Universities are not schools and should not be compared to schools. Universities don't provide less than schools: they provide something very different, higher level specialised education.
Universities cost a lot to run. Think about provision of facilities (particularly in STEM subjects) and provision of libraries (massive costs, relevant to humanities courses). Think about the numbers of support staff needed to run an institution with tens of thousands of students - support staff for academic issues, personal issues, housing, careers etc.
In STEM subjects students typically have 15+ contact hours per week. In addition to contact hours all students have work marked regularly and marking that work takes much longer/is much more specialised than it is for lower level courses. In an essay subject, a staff member might well spend 3+ hours marking a single student's work.
Lots of classes aren't actually large - many third and fourth specialised classes can have less than a dozen students and run at a huge loss, i.e. the amount of fees paid nowhere covers the cost of delivering such classes.

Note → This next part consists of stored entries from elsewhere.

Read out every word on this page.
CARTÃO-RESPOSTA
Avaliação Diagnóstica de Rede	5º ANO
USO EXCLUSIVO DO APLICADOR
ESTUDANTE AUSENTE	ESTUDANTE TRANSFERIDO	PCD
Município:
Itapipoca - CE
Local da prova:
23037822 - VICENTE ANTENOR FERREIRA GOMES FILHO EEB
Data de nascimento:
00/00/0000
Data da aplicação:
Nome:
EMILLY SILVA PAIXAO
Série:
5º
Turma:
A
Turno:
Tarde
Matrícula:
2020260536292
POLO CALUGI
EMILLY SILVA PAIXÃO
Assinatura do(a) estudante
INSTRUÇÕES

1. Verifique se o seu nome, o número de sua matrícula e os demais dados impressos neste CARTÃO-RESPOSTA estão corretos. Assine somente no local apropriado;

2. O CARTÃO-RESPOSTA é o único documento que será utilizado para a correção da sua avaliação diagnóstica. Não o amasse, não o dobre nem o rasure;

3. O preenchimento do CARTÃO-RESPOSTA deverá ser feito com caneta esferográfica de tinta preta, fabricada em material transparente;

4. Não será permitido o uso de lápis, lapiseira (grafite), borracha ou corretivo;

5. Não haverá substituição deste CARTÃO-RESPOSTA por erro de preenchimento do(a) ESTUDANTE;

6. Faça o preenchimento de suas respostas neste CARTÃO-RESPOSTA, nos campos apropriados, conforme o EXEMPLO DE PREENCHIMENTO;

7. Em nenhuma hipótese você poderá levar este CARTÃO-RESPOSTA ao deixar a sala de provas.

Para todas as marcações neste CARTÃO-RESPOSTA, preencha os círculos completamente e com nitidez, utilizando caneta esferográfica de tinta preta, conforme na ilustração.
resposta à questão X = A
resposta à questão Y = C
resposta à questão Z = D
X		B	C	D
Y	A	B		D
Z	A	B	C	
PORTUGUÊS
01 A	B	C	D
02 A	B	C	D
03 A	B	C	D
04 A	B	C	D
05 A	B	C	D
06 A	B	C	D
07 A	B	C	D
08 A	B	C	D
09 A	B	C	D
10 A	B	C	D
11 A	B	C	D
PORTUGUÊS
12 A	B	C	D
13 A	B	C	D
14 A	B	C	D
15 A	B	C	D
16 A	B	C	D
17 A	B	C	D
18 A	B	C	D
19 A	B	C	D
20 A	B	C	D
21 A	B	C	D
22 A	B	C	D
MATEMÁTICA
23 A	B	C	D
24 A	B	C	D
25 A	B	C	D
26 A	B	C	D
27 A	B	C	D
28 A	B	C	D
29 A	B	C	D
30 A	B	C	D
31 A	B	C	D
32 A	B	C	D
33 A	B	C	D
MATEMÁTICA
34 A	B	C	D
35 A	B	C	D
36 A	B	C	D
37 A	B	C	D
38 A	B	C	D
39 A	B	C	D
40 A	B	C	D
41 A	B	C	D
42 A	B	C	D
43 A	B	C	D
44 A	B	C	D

Teaching material at universities is not standardised and is not provided by educational publishers. For me to deliver 24 hours of lectures from scratch takes me a bare minimum of 120 hours of preparation, probably 200 hours. In other words, it can take me 5 weeks to prepare the lectures of one single course, even before I have taught the course, marked assignments, held office hours, marked exams, attended all committee meetings related to the exam etc etc.
Every university sets its own exams. Setting and marking one single exam can take upwards of 100 hours of an academic's time.

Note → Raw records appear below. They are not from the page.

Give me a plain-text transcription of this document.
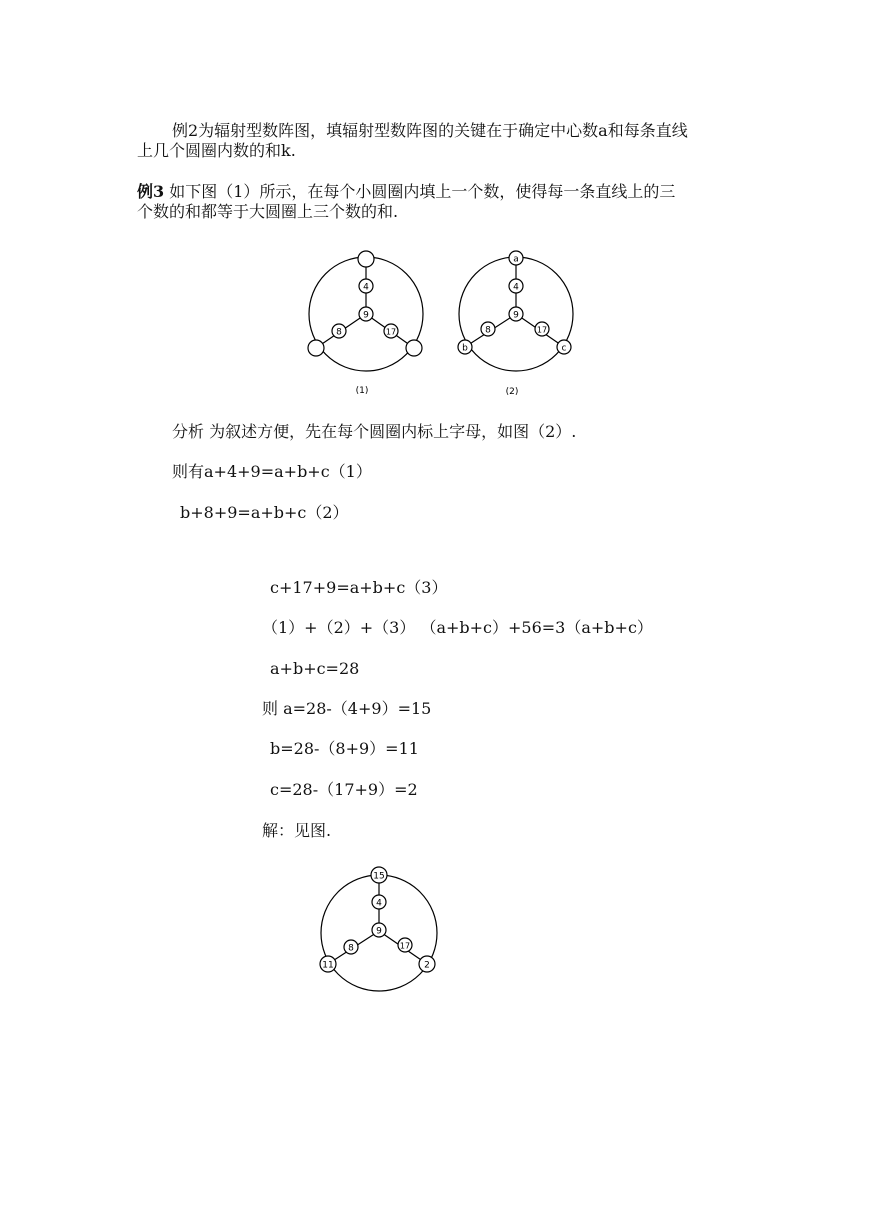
例2为辐射型数阵图，填辐射型数阵图的关键在于确定中心数a和每条直线
上几个圆圈内数的和k.
例3 如下图（1）所示，在每个小圆圈内填上一个数，使得每一条直线上的三
个数的和都等于大圆圈上三个数的和.
4
9
8	17
(1)
a
4
9
8	17
b	c
(2)
分析 为叙述方便，先在每个圆圈内标上字母，如图（2）.
则有a+4+9=a+b+c（1）
b+8+9=a+b+c（2）
c+17+9=a+b+c（3）
（1）+（2）+（3） （a+b+c）+56=3（a+b+c）
a+b+c=28
则 a=28-（4+9）=15
b=28-（8+9）=11
c=28-（17+9）=2
解：见图.
15
4
9
8	17
11	2
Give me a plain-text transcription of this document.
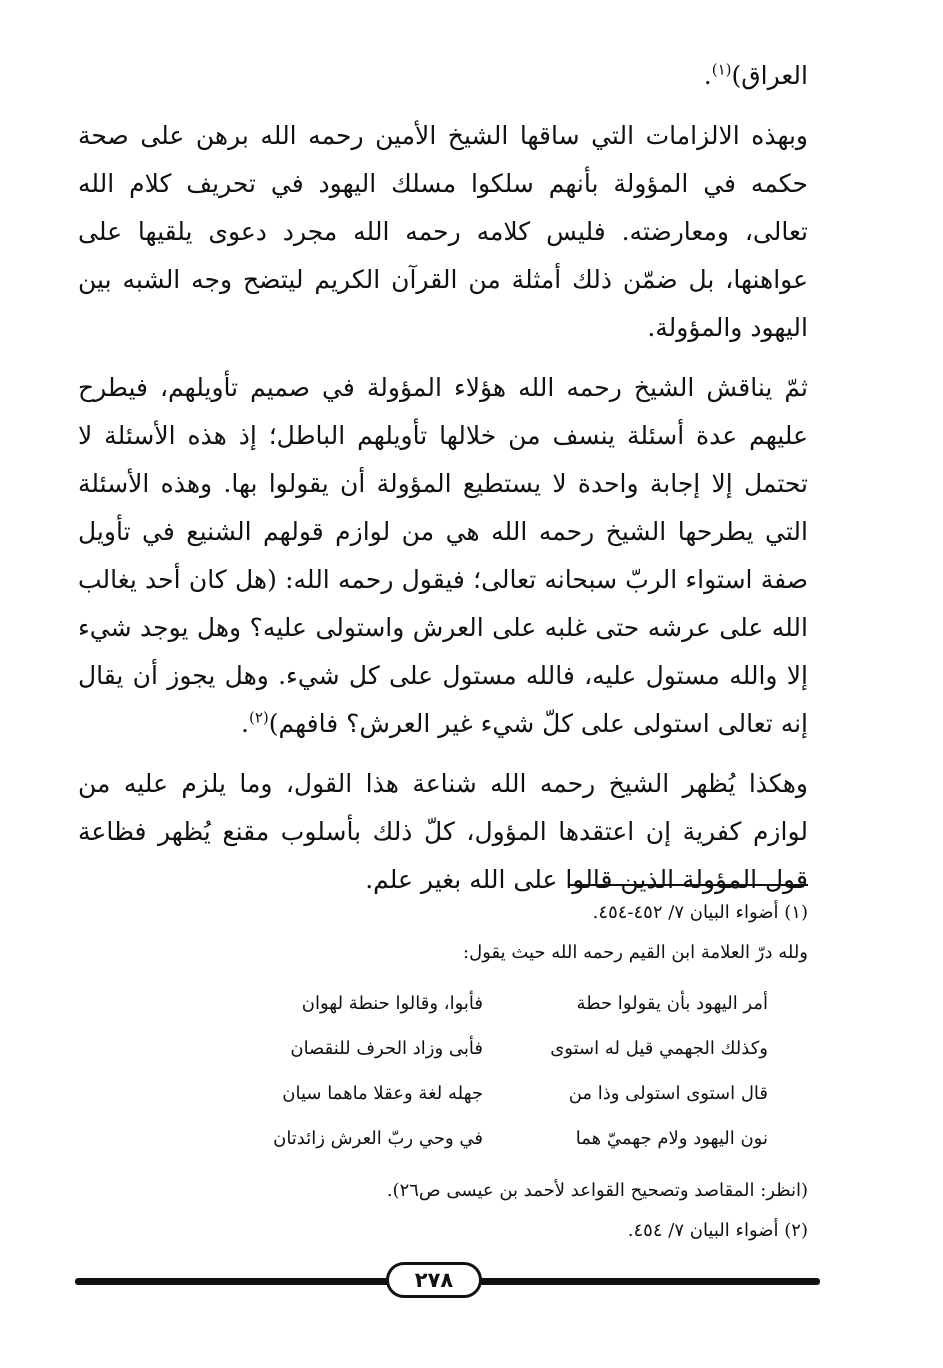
العراق)$^{(١)}$.

وبهذه الالزامات التي ساقها الشيخ الأمين رحمه الله برهن على صحة حكمه في المؤولة بأنهم سلكوا مسلك اليهود في تحريف كلام الله تعالى، ومعارضته. فليس كلامه رحمه الله مجرد دعوى يلقيها على عواهنها، بل ضمّن ذلك أمثلة من القرآن الكريم ليتضح وجه الشبه بين اليهود والمؤولة.

ثمّ يناقش الشيخ رحمه الله هؤلاء المؤولة في صميم تأويلهم، فيطرح عليهم عدة أسئلة ينسف من خلالها تأويلهم الباطل؛ إذ هذه الأسئلة لا تحتمل إلا إجابة واحدة لا يستطيع المؤولة أن يقولوا بها. وهذه الأسئلة التي يطرحها الشيخ رحمه الله هي من لوازم قولهم الشنيع في تأويل صفة استواء الربّ سبحانه تعالى؛ فيقول رحمه الله: (هل كان أحد يغالب الله على عرشه حتى غلبه على العرش واستولى عليه؟ وهل يوجد شيء إلا والله مستول عليه، فالله مستول على كل شيء. وهل يجوز أن يقال إنه تعالى استولى على كلّ شيء غير العرش؟ فافهم)$^{(٢)}$.

وهكذا يُظهر الشيخ رحمه الله شناعة هذا القول، وما يلزم عليه من لوازم كفرية إن اعتقدها المؤول، كلّ ذلك بأسلوب مقنع يُظهر فظاعة قول المؤولة الذين قالوا على الله بغير علم.

(١) أضواء البيان ٧/ ٤٥٢-٤٥٤.
ولله درّ العلامة ابن القيم رحمه الله حيث يقول:
أمر اليهود بأن يقولوا حطة
فأبوا، وقالوا حنطة لهوان
وكذلك الجهمي قيل له استوى
فأبى وزاد الحرف للنقصان
قال استوى استولى وذا من
جهله لغة وعقلا ماهما سيان
نون اليهود ولام جهميّ هما
في وحي ربّ العرش زائدتان
(انظر: المقاصد وتصحيح القواعد لأحمد بن عيسى ص٢٦).
(٢) أضواء البيان ٧/ ٤٥٤.
٢٧٨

£9000 per year doesn't cover the costs: universities need non-EU undergraduates paying higher fees to break even on most courses and many universities throughout the world charge far more.

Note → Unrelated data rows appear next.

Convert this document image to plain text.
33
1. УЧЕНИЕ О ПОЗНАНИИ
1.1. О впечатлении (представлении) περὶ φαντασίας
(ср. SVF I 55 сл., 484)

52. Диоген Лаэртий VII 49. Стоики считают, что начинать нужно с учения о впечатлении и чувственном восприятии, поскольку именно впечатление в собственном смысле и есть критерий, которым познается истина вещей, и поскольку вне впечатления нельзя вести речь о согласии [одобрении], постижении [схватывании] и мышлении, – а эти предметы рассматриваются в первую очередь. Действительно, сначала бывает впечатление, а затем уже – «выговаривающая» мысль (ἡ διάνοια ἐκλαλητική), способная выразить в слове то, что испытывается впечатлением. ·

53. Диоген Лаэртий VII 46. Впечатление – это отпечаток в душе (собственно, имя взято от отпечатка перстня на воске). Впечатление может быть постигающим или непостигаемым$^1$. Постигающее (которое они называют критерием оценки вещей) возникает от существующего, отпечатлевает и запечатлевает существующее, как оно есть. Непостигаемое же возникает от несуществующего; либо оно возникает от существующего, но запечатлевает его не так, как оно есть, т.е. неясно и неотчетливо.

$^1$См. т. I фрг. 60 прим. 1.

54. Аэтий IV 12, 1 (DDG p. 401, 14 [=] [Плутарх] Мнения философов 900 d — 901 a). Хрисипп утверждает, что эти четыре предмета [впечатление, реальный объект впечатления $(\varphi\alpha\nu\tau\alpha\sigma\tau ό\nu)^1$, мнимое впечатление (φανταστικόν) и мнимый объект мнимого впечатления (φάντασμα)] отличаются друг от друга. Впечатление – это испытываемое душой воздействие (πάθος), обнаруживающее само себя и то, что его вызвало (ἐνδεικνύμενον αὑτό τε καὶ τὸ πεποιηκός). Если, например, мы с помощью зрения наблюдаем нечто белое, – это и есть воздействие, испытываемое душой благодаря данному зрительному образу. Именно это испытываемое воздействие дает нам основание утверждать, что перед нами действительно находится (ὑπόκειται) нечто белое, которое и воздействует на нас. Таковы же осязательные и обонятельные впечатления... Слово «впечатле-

The main point I would make is that the government chooses not to pay for the facilities/infrastructure of universities from a separate budget, i.e. the vast majority of universities' income is now from student fees. This is arguably wrong, since at least half of universities' function is research. The fraction of facilities/infrastructure/staff time devoted to research should be paid for by the tax payer directly, rather than expecting it to be paid by current students in their future tax.